Epigenetic changes in distal regulatory regions are correlated with the patterns of transcriptional regulation. (A) Pie diagram indicating the rates of overlap between the intergenic H3K4me1 peaks observed in both ΔRag and ΔRagCD3 thymocytes and the H3K4me3 peaks found either in both thymocyte populations (stables) or in a single population (dynamics). (B) Percentage of dynamic H3K4me1 domains associated with either repressed (red) or induced (blue) genes, depending on whether they lost or gained H3K4me3 peaks upon pre-TCR signalling. (C, D) Examples of dynamic H3K4me1 domains (highlighted regions) associated with either induced (C) or repressed (D) genes. The legend for epigenetic profiles is as in Figure 1.

Figure 5

Pol II occupancy in distal regulatory regions is correlated with changes in H3K4me3 levels. (A) Pol II profiles directly assessed from ChIP-Seq data using ΔRag and ΔRagCD3 thymocytes (top panel), and relative changes in H3K4me3 and H3K36me3 levels in the Cd8 locus following KM05283 treatment of P5424 cells (middle and bottom panels). H3K4me3 ChIPs from KM05283- and mock-treated P5424 cells were hybridized to the same 15k custom array and the experiment is shown as either bar plots (middle-bottom panel) or a colour coding bar (middle-upper panel; green and red indicates gain and loss of H3K4me3, respectively). (B) Results of RT–qPCR analysis showing the rates of intergenic transcription occurring at the Cd8 locus in ΔRag and ΔRagCD3 thymocytes. Samples treated or not with reverse transcriptase (RT+ and RT−, respectively) were analysed by qPCR to study the intergenic regions (IGR1-3) indicated in (A).
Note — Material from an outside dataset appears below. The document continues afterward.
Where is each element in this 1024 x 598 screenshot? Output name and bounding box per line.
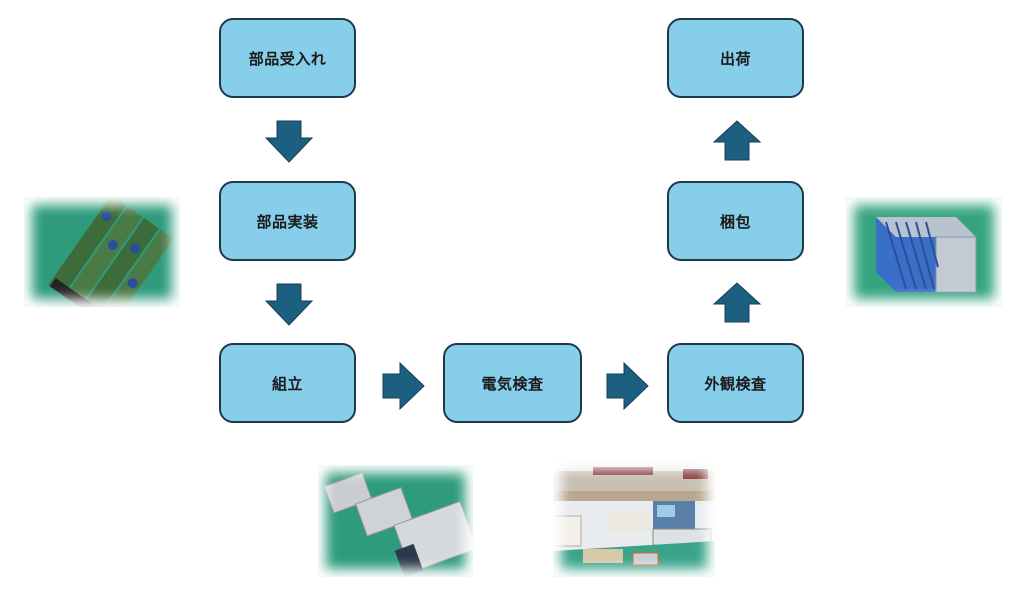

Relative transcript levels are expressed as percentages of Hprt expression. (C) Average Pol II association profiles in H3K4me1 domains overlapping Pol II peaks and that lost or acquired H3K4me3 in ΔRagCD3 thymocytes. The distance (in kb) from the middle of the H3K4me3 peak is indicated. (D) Heat maps of Pol II ChIP-Seq signal from ΔRagCD3 thymocytes on the intergenic H3K4me1 domains that overlap (+) or not (−) the H3K4me3 peaks. Data were ordered according to Pol II levels and centred on the middle of the H3K4me1 peak.